A Mississippi restaurant owner said on Friday that soaring inflation makes it “hard to be in our business” right now as restaurateurs are dealing with a “perfect storm.”

Jeff Good, who co-founded three restaurants in Jackson, Mississippi, noted that he’s forced to charge $27 for chicken wings, while the real cost is $34.

“We’re turning a profit, we’re just not turning the profit that we would based on the math of how restaurants price their items,” Good told “Fox & Friends First” on Friday. “It’s expensive.”

He noted that a lot of items are on a “continual rise,” but “luckily sometimes something falls” and he gets a little break.

“But right now we kind of have the perfect storm of demand, of scarcity, the Ukrainian war, Avian flu, supply chain, it is hard to be in our business,” he added.


Around 18 months ago, a 40-pound box of chicken wings cost Good about $85, but now, the price could reach as high as about $150, the Orange County Register reported.

Good also reportedly said that expenses for cooking oil and flour have nearly doubled in the past five months and noted that he’s paying more for labor as well.

The outlet reported that the company that maintains its air conditioners has tackled on a $40 fuel charge per visit.

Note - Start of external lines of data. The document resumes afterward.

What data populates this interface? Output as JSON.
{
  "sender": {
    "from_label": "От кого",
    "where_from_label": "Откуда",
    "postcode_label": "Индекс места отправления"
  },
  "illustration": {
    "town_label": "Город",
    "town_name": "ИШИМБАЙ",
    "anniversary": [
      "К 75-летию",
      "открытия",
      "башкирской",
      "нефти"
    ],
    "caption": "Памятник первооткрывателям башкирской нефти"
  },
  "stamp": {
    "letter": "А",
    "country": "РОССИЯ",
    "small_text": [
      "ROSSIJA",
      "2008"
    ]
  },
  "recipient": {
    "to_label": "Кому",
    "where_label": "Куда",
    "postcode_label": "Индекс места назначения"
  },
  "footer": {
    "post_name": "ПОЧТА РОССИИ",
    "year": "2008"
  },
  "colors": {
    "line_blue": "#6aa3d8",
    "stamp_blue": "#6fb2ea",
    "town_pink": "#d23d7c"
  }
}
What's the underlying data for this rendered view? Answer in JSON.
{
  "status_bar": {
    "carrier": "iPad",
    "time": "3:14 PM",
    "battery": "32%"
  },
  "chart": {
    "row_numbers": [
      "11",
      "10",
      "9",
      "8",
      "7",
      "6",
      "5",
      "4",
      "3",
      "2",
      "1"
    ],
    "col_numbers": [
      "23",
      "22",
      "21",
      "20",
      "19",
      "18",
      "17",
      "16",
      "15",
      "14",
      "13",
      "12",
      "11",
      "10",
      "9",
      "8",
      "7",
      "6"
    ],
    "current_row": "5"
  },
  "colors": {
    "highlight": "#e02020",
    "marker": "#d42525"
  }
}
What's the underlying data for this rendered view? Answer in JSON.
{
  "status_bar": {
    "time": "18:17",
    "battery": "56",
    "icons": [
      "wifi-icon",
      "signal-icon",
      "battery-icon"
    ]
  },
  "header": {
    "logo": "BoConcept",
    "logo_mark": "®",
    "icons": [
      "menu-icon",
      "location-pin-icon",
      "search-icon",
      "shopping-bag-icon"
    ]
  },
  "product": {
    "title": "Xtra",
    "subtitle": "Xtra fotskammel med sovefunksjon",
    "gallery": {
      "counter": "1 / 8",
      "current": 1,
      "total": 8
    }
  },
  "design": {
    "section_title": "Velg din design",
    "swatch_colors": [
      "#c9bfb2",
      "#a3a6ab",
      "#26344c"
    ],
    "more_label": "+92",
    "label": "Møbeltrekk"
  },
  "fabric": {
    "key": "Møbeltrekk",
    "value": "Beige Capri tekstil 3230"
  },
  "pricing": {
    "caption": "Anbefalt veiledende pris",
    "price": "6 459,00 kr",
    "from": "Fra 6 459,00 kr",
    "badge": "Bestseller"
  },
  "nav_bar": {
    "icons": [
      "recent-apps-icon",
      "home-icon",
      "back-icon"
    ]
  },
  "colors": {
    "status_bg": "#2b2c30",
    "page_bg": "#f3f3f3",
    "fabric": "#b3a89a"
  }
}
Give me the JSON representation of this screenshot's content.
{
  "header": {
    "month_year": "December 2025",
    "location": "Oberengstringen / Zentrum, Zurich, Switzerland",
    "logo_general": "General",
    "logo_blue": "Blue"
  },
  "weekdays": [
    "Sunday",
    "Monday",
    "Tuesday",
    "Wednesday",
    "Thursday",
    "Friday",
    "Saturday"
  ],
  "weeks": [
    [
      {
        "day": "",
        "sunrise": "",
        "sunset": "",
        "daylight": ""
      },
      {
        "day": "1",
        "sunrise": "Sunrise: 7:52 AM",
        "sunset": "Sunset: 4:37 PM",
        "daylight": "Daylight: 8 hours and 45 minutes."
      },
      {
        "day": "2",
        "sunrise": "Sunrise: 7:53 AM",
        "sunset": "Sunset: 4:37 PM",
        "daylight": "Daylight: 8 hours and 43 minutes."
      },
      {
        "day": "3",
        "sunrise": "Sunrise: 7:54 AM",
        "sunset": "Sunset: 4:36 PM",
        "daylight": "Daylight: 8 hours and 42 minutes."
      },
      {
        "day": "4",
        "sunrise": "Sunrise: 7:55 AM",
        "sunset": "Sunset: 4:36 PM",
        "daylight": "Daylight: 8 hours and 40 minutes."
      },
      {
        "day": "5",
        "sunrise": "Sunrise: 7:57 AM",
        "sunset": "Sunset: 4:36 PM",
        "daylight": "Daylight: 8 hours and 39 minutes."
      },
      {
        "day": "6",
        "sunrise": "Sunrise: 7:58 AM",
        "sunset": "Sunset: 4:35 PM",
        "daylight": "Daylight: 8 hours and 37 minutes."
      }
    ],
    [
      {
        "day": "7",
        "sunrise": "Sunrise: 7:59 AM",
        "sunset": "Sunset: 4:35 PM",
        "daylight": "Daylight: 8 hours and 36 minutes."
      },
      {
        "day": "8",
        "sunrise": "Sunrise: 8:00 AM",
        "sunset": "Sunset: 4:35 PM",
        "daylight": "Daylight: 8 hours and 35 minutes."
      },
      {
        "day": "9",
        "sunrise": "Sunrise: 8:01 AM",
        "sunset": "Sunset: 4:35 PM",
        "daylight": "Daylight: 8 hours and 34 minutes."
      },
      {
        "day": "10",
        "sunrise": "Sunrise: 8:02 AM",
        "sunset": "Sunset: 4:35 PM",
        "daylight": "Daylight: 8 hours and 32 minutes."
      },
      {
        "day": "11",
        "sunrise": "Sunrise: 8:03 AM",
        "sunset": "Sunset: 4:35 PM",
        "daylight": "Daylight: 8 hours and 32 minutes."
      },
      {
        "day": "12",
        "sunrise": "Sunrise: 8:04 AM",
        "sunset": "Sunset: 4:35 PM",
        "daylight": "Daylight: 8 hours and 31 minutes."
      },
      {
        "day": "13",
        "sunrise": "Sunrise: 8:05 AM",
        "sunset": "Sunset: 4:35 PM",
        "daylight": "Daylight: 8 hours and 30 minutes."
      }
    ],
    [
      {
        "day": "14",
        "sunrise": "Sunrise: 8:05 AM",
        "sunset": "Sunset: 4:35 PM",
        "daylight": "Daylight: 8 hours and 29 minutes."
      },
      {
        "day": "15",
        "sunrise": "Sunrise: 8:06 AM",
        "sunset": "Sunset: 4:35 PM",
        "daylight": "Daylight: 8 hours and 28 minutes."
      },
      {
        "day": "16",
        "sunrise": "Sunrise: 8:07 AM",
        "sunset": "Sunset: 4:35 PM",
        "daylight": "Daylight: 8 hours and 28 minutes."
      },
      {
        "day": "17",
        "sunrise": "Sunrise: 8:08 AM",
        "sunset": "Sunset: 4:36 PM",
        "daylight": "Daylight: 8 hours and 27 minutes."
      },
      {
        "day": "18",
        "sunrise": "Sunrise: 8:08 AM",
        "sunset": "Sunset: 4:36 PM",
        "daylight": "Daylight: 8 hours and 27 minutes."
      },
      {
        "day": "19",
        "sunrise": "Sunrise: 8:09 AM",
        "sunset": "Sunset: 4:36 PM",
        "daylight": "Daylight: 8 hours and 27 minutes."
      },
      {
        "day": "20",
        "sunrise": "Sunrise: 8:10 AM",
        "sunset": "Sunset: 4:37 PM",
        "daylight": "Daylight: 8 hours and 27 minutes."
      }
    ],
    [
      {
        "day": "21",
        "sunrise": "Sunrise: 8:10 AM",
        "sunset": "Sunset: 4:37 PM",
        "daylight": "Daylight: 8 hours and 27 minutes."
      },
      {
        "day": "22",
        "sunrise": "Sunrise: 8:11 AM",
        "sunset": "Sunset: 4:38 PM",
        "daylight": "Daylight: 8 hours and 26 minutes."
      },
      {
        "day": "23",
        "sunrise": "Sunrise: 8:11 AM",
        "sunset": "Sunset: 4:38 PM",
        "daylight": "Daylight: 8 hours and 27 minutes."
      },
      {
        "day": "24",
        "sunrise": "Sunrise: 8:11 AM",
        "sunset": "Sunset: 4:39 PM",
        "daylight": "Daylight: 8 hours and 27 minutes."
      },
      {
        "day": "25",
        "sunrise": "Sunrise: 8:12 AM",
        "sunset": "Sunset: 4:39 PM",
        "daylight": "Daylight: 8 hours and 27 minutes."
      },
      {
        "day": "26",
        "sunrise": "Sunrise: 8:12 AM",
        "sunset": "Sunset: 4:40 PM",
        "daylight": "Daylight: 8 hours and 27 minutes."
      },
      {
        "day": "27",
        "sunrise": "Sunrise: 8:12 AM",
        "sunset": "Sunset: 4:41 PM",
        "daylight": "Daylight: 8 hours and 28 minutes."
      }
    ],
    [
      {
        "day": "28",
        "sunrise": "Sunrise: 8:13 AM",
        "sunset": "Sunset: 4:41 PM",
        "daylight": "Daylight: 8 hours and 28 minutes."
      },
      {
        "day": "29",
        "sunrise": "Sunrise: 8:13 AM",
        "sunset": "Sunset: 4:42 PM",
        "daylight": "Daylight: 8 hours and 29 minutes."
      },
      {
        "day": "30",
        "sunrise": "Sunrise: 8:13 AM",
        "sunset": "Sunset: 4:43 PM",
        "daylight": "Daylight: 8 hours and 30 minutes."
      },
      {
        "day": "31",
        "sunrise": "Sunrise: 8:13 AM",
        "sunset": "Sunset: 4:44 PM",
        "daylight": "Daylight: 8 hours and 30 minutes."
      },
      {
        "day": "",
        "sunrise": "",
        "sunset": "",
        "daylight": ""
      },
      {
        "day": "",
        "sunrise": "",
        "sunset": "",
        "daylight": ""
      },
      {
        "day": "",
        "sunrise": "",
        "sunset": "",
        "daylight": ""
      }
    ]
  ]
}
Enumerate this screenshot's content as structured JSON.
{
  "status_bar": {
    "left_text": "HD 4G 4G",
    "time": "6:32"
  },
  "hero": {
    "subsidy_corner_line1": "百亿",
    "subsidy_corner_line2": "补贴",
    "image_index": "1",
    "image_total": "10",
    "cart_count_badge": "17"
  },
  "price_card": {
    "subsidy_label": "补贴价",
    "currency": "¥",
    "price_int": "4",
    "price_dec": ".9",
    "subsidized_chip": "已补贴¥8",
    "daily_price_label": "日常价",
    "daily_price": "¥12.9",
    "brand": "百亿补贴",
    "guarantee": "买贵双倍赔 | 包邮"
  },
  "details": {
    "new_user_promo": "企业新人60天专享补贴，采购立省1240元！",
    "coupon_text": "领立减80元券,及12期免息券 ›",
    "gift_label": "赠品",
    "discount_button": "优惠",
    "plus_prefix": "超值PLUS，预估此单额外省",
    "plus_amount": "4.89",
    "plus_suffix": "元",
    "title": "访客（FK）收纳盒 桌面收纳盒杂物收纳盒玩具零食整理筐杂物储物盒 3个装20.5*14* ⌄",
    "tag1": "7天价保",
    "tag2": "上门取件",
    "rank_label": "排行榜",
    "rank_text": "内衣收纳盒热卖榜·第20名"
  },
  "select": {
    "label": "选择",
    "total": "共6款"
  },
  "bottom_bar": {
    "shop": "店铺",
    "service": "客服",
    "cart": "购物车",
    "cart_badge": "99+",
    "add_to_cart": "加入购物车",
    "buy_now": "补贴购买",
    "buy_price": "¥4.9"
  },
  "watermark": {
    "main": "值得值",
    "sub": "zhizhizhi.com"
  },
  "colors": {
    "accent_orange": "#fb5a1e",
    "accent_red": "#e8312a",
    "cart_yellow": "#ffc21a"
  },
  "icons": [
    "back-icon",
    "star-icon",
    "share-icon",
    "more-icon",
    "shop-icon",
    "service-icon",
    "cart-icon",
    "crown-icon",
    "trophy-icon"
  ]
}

To deal with all the price hikes, Good reportedly said he has been forced to raise menu prices.

Good, who has been in the restaurant industry for 30 years, told “Fox & Friends First” on Friday that he has never seen anything like this before.

He noted that he has experienced “seasonal issues” in the past.

“You might have a drought that would cause problems with romaine lettuce or field greens coming out of Salinas Valley in California. You might see something with the orange crop in Florida,” Good explained.

“But to have something that is universal and global like this is really unheard of.”

He then said that because of the current situation, “we are doing everything we can to be decisive in our decisions, very frugal, but also we are just very thankful that our customers really understand this.”

“I think since everyone goes to the grocery store and everyone goes and buys gas, they can see that everything is expensive,” Good continued.

Earlier this month it was revealed that inflation cooled on an annual basis for the first time in months in April, but rose more than expected as supply chain constraints, the Russian war in Ukraine and strong consumer demand continued to keep consumer prices running near a four – decade high.

The Labor Department said earlier this month that the consumer price index, a broad measure of the price for everyday goods including gasoline, groceries and rents, rose 8.3% in April from a year ago, below the 8.5% year-over-year surge recorded in March. Prices jumped 0.3% in the one-month period from March.

Those figures were both higher than the 8.1% headline figure and 0.2% monthly gain forecast by Refinitiv economists.

The slight slowdown in inflation last month came as energy prices declined 2.7%, driven by a 6.1% drop in gasoline (which had climbed a stunning 18.3% the prior month as a result of the Russia-Ukraine war).

Still, price increases were widespread: Food prices have jumped 1% over the month, marking the 17th consecutive monthly increase for that index. The largest monthly increases were in dairy (2.5%, the sharply monthly increase since 2007), meats, poultry, fish and eggs (1.4%) and cereal and bakery products (1.1%).

On Friday, the national average for a gallon of gas was $4.59, a slight increase from the day before and a new record high.


Thursday’s record was 16 cents higher than the week before, nearly 50 cents higher than the month before and $1.55 more compared to the same time last year.

Tighter supply and increased demand have pushed gas prices higher, according to AAA.

“As restaurants have to make adjustments to their prices,” Good said. “I think the consumer is actually quite kind and we appreciate that cause we’re just trying to do what we can do.”